In our language, the term tree refers to an agreed upon aggregate of factors that comprise what appears to be a solid object when processed through the human brain. When I say that the tree in the yard is a tree, I am actually saying that the object is one of other similarly formed aggregates in a category we have named “tree.” The tree I see is not The tree, and that is why I can call it A tree. Tree is simply a category of similar aggregate forms.
From this perspective what I see in the yard is colloquially understood as a tree, one of many similar forms – Oak, Poplar, Red Wood, Cypress - within the category we designate as Tree. And this tree that I am now looking at out my kitchen window does exist, there in the yard, exactly as I see it. When I said above that the tree is an illusion. I did not mean that it does not exist. That particular tree is really there as the object which I perceive.
However, at the same time, with a slight turn in perspective (perhaps a “turning at the seat of consciousness”), we see with a different “eye” and realize that there is not some singular entity which constitutes our tree out there in the yard. There is in fact, only an aggregate of parts that come together as they do, to form an object which we all agree to call a tree.
Nothing about our object changes except in our mind. What now exists in our mind’s eye is a number of other “categories of form” that are interconnected in this aggregate we designate as tree. There are “roots” which arise from the ground, “bark” and “something smooth” just underneath this rough exterior forming the “trunk” which rises vertically for several feet, and then splits into many “branches” in all shapes and sizes, wildly spreading out in all directions. Appendages called “leaves” emerge from “stems” that have sporadically arisen out of each branch along its length. And if this weren’t enough my mind begins to “see” that each of these categories of form are but aggregates of their own increasingly microscopic, constituent parts. And none of these standing alone, or separated from the whole, constitute the Tree; tree is not Tree and that is why we can call it tree, or “the name is not the thing named and that is why we can name it thus.”

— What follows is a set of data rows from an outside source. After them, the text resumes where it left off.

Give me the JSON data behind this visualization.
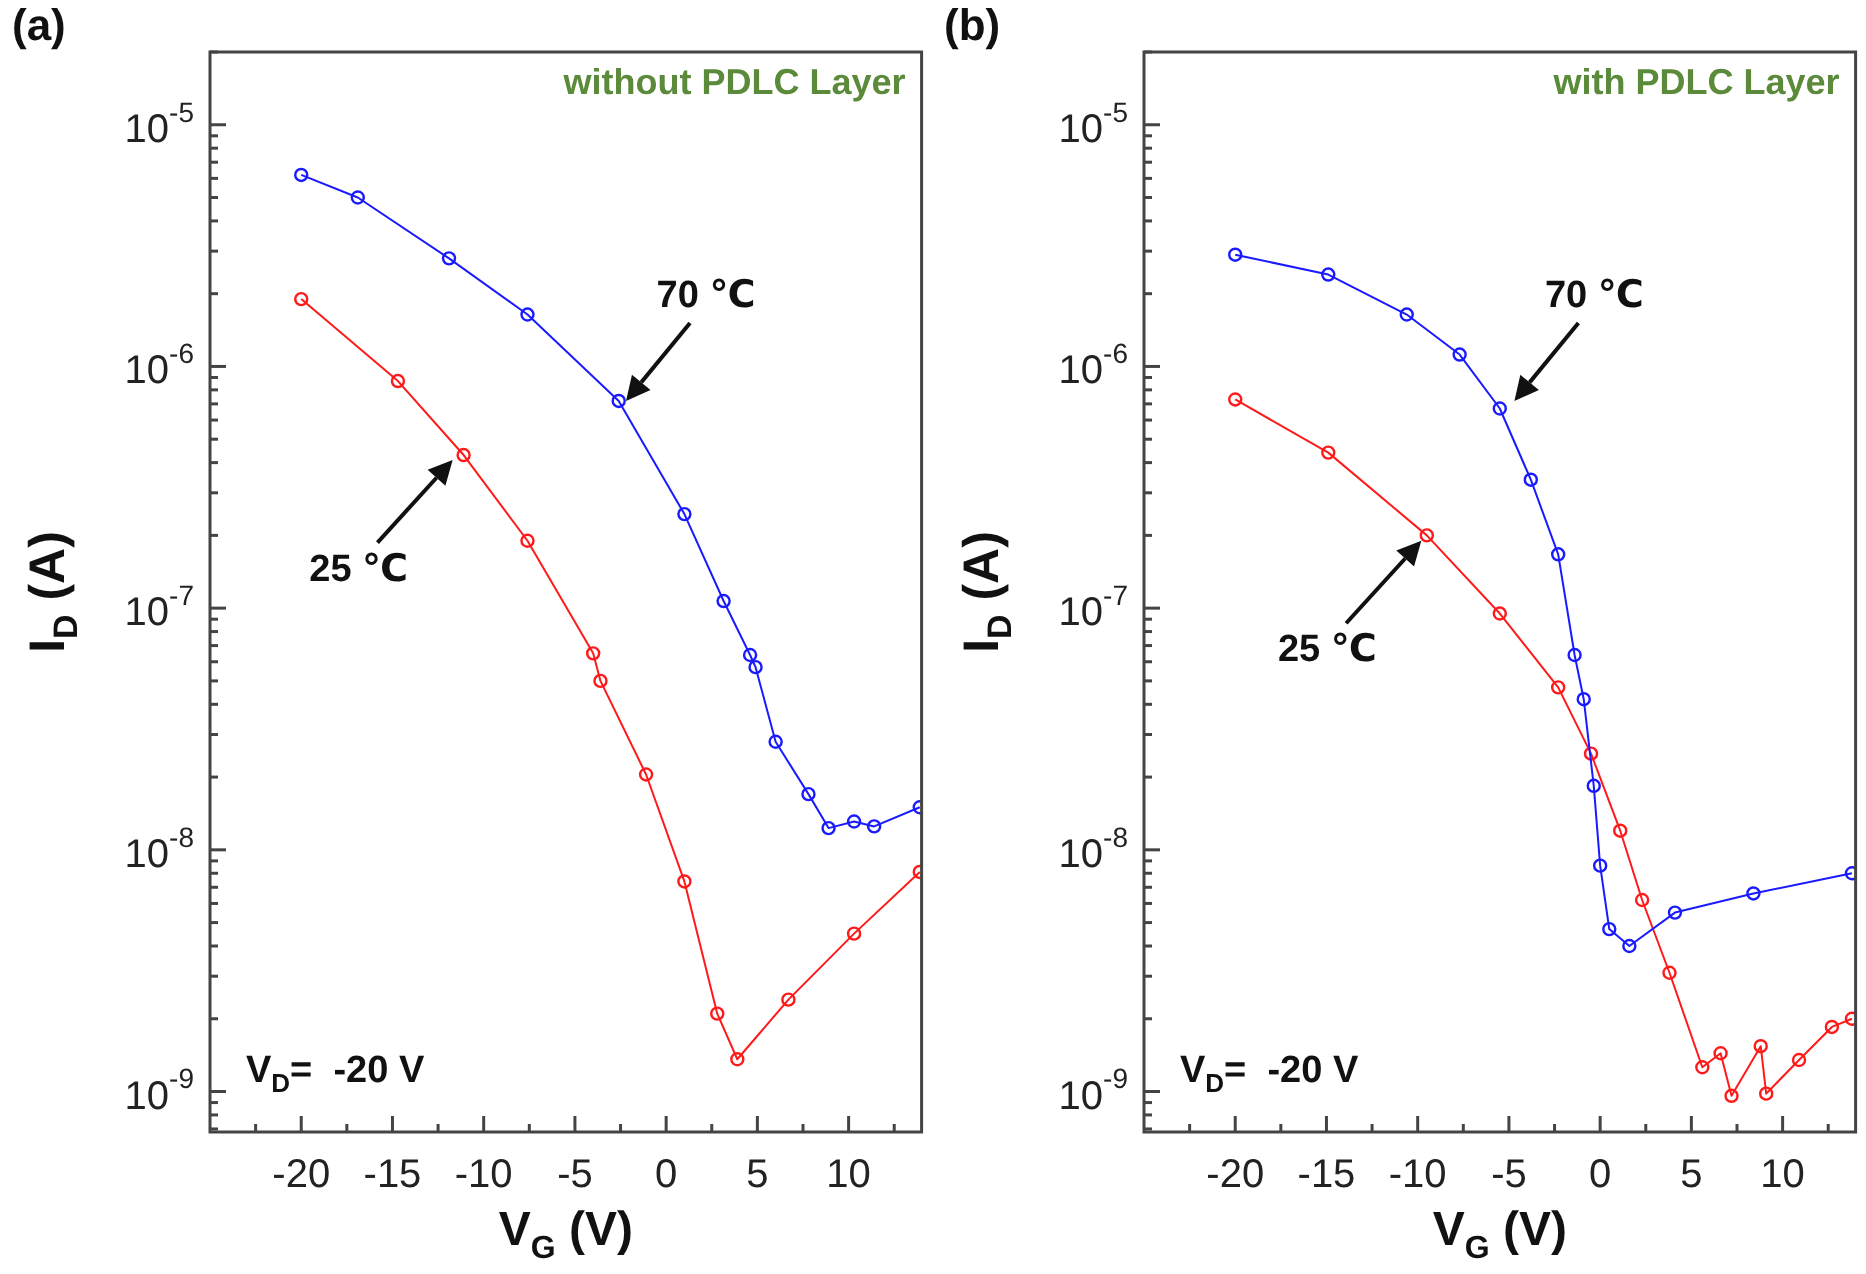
{
  "chart_data": [
    {
      "type": "line",
      "title": "(a)",
      "subtitle": "without PDLC Layer",
      "xlabel": "V$_{G}$ (V)",
      "ylabel": "I$_{D}$ (A)",
      "log": "y",
      "grid": false,
      "legend": false,
      "marker": "circle",
      "line_style": "solid",
      "xlim": [
        -25,
        14
      ],
      "ylim": [
        6.8e-10,
        2e-05
      ],
      "xticks": [
        {
          "value": -22.5,
          "label": null
        },
        -20,
        {
          "value": -17.5,
          "label": null
        },
        -15,
        {
          "value": -12.5,
          "label": null
        },
        -10,
        {
          "value": -7.5,
          "label": null
        },
        -5,
        {
          "value": -2.5,
          "label": null
        },
        0,
        {
          "value": 2.5,
          "label": null
        },
        5,
        {
          "value": 7.5,
          "label": null
        },
        10,
        {
          "value": 12.5,
          "label": null
        }
      ],
      "yticks": [
        {
          "value": 7e-10,
          "label": null
        },
        {
          "value": 8e-10,
          "label": null
        },
        {
          "value": 9e-10,
          "label": null
        },
        {
          "value": 1e-09,
          "label": "10$^{-9}$"
        },
        {
          "value": 2e-09,
          "label": null
        },
        {
          "value": 3e-09,
          "label": null
        },
        {
          "value": 4e-09,
          "label": null
        },
        {
          "value": 5e-09,
          "label": null
        },
        {
          "value": 6e-09,
          "label": null
        },
        {
          "value": 7e-09,
          "label": null
        },
        {
          "value": 8e-09,
          "label": null
        },
        {
          "value": 9e-09,
          "label": null
        },
        {
          "value": 1e-08,
          "label": "10$^{-8}$"
        },
        {
          "value": 2e-08,
          "label": null
        },
        {
          "value": 3e-08,
          "label": null
        },
        {
          "value": 4e-08,
          "label": null
        },
        {
          "value": 5e-08,
          "label": null
        },
        {
          "value": 6e-08,
          "label": null
        },
        {
          "value": 7e-08,
          "label": null
        },
        {
          "value": 8e-08,
          "label": null
        },
        {
          "value": 9e-08,
          "label": null
        },
        {
          "value": 1e-07,
          "label": "10$^{-7}$"
        },
        {
          "value": 2e-07,
          "label": null
        },
        {
          "value": 3e-07,
          "label": null
        },
        {
          "value": 4e-07,
          "label": null
        },
        {
          "value": 5e-07,
          "label": null
        },
        {
          "value": 6e-07,
          "label": null
        },
        {
          "value": 7e-07,
          "label": null
        },
        {
          "value": 8e-07,
          "label": null
        },
        {
          "value": 9e-07,
          "label": null
        },
        {
          "value": 1e-06,
          "label": "10$^{-6}$"
        },
        {
          "value": 2e-06,
          "label": null
        },
        {
          "value": 3e-06,
          "label": null
        },
        {
          "value": 4e-06,
          "label": null
        },
        {
          "value": 5e-06,
          "label": null
        },
        {
          "value": 6e-06,
          "label": null
        },
        {
          "value": 7e-06,
          "label": null
        },
        {
          "value": 8e-06,
          "label": null
        },
        {
          "value": 9e-06,
          "label": null
        },
        {
          "value": 1e-05,
          "label": "10$^{-5}$"
        },
        {
          "value": 2e-05,
          "label": null
        }
      ],
      "series": [
        {
          "color": "#1a1aff",
          "x": [
            -20,
            -16.9,
            -11.9,
            -7.6,
            -2.6,
            1.0,
            3.15,
            4.6,
            4.9,
            6.0,
            7.8,
            8.9,
            10.3,
            11.4,
            13.9
          ],
          "values": [
            6.2e-06,
            5e-06,
            2.8e-06,
            1.64e-06,
            7.2e-07,
            2.45e-07,
            1.07e-07,
            6.4e-08,
            5.7e-08,
            2.8e-08,
            1.7e-08,
            1.23e-08,
            1.31e-08,
            1.25e-08,
            1.5e-08
          ]
        },
        {
          "color": "#ff1a1a",
          "x": [
            -20,
            -14.7,
            -11.1,
            -7.6,
            -4.0,
            -3.6,
            -1.1,
            1.0,
            2.8,
            3.9,
            6.7,
            10.3,
            13.9
          ],
          "values": [
            1.9e-06,
            8.7e-07,
            4.3e-07,
            1.9e-07,
            6.5e-08,
            5e-08,
            2.05e-08,
            7.4e-09,
            2.1e-09,
            1.36e-09,
            2.4e-09,
            4.5e-09,
            8.1e-09
          ]
        }
      ],
      "annotations": [
        {
          "text": "70 ℃",
          "x": -2.2,
          "y": 7.2e-07
        },
        {
          "text": "25 ℃",
          "x": -11.7,
          "y": 4.1e-07
        },
        "V$_{D}$=  -20 V"
      ]
    },
    {
      "type": "line",
      "title": "(b)",
      "subtitle": "with PDLC Layer",
      "xlabel": "V$_{G}$ (V)",
      "ylabel": "I$_{D}$ (A)",
      "log": "y",
      "grid": false,
      "legend": false,
      "marker": "circle",
      "line_style": "solid",
      "xlim": [
        -25,
        14
      ],
      "ylim": [
        6.8e-10,
        2e-05
      ],
      "xticks": [
        {
          "value": -22.5,
          "label": null
        },
        -20,
        {
          "value": -17.5,
          "label": null
        },
        -15,
        {
          "value": -12.5,
          "label": null
        },
        -10,
        {
          "value": -7.5,
          "label": null
        },
        -5,
        {
          "value": -2.5,
          "label": null
        },
        0,
        {
          "value": 2.5,
          "label": null
        },
        5,
        {
          "value": 7.5,
          "label": null
        },
        10,
        {
          "value": 12.5,
          "label": null
        }
      ],
      "yticks": [
        {
          "value": 7e-10,
          "label": null
        },
        {
          "value": 8e-10,
          "label": null
        },
        {
          "value": 9e-10,
          "label": null
        },
        {
          "value": 1e-09,
          "label": "10$^{-9}$"
        },
        {
          "value": 2e-09,
          "label": null
        },
        {
          "value": 3e-09,
          "label": null
        },
        {
          "value": 4e-09,
          "label": null
        },
        {
          "value": 5e-09,
          "label": null
        },
        {
          "value": 6e-09,
          "label": null
        },
        {
          "value": 7e-09,
          "label": null
        },
        {
          "value": 8e-09,
          "label": null
        },
        {
          "value": 9e-09,
          "label": null
        },
        {
          "value": 1e-08,
          "label": "10$^{-8}$"
        },
        {
          "value": 2e-08,
          "label": null
        },
        {
          "value": 3e-08,
          "label": null
        },
        {
          "value": 4e-08,
          "label": null
        },
        {
          "value": 5e-08,
          "label": null
        },
        {
          "value": 6e-08,
          "label": null
        },
        {
          "value": 7e-08,
          "label": null
        },
        {
          "value": 8e-08,
          "label": null
        },
        {
          "value": 9e-08,
          "label": null
        },
        {
          "value": 1e-07,
          "label": "10$^{-7}$"
        },
        {
          "value": 2e-07,
          "label": null
        },
        {
          "value": 3e-07,
          "label": null
        },
        {
          "value": 4e-07,
          "label": null
        },
        {
          "value": 5e-07,
          "label": null
        },
        {
          "value": 6e-07,
          "label": null
        },
        {
          "value": 7e-07,
          "label": null
        },
        {
          "value": 8e-07,
          "label": null
        },
        {
          "value": 9e-07,
          "label": null
        },
        {
          "value": 1e-06,
          "label": "10$^{-6}$"
        },
        {
          "value": 2e-06,
          "label": null
        },
        {
          "value": 3e-06,
          "label": null
        },
        {
          "value": 4e-06,
          "label": null
        },
        {
          "value": 5e-06,
          "label": null
        },
        {
          "value": 6e-06,
          "label": null
        },
        {
          "value": 7e-06,
          "label": null
        },
        {
          "value": 8e-06,
          "label": null
        },
        {
          "value": 9e-06,
          "label": null
        },
        {
          "value": 1e-05,
          "label": "10$^{-5}$"
        },
        {
          "value": 2e-05,
          "label": null
        }
      ],
      "series": [
        {
          "color": "#1a1aff",
          "x": [
            -20,
            -14.9,
            -10.6,
            -7.7,
            -5.5,
            -3.8,
            -2.3,
            -1.4,
            -0.9,
            -0.35,
            0,
            0.5,
            1.6,
            4.1,
            8.4,
            13.8
          ],
          "values": [
            2.9e-06,
            2.4e-06,
            1.64e-06,
            1.12e-06,
            6.7e-07,
            3.4e-07,
            1.67e-07,
            6.4e-08,
            4.2e-08,
            1.84e-08,
            8.6e-09,
            4.7e-09,
            4e-09,
            5.5e-09,
            6.6e-09,
            8e-09
          ]
        },
        {
          "color": "#ff1a1a",
          "x": [
            -20,
            -14.9,
            -9.5,
            -5.5,
            -2.3,
            -0.5,
            1.1,
            2.3,
            3.8,
            5.6,
            6.6,
            7.2,
            8.8,
            9.1,
            10.9,
            12.7,
            13.8
          ],
          "values": [
            7.3e-07,
            4.4e-07,
            2e-07,
            9.5e-08,
            4.7e-08,
            2.5e-08,
            1.2e-08,
            6.2e-09,
            3.1e-09,
            1.26e-09,
            1.44e-09,
            9.6e-10,
            1.54e-09,
            9.8e-10,
            1.35e-09,
            1.85e-09,
            2e-09
          ]
        }
      ],
      "annotations": [
        {
          "text": "70 ℃",
          "x": -4.7,
          "y": 7.2e-07
        },
        {
          "text": "25 ℃",
          "x": -9.8,
          "y": 1.9e-07
        },
        "V$_{D}$=  -20 V"
      ]
    }
  ]
}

Suddenly I am pulled back to the kitchen and the window from which I once again find myself looking at the tree which I am now able to “see” in two distinct ways. I can see my tree as colloquially understood; a solid and distinct object among many in my yard.
But there is also now an alternative view. When I use the term tree, colloquially, I run the risk of mistakenly believing that the name of the object is the object itself. It’s a subtlety that I find myself readily accepting for all material objects. In doing so however, I must suspend my apprehension of it as an aggregate of parts made up of infinitely more constituent forms, coming together to create a category. Words are like fingers pointing to the illusion of a solid substance, rather than the specific combination of uniquely arising constituent parts they are.
But where is the tree itself within this conditioned arising of constituent parts? As such it is an illusion created by our mind and the reason we can call this category a tree, is that it is not the Tree…..but it’s beautiful isn’t it?
Or to quote Dogen, “Dog no stone, stone no dog.”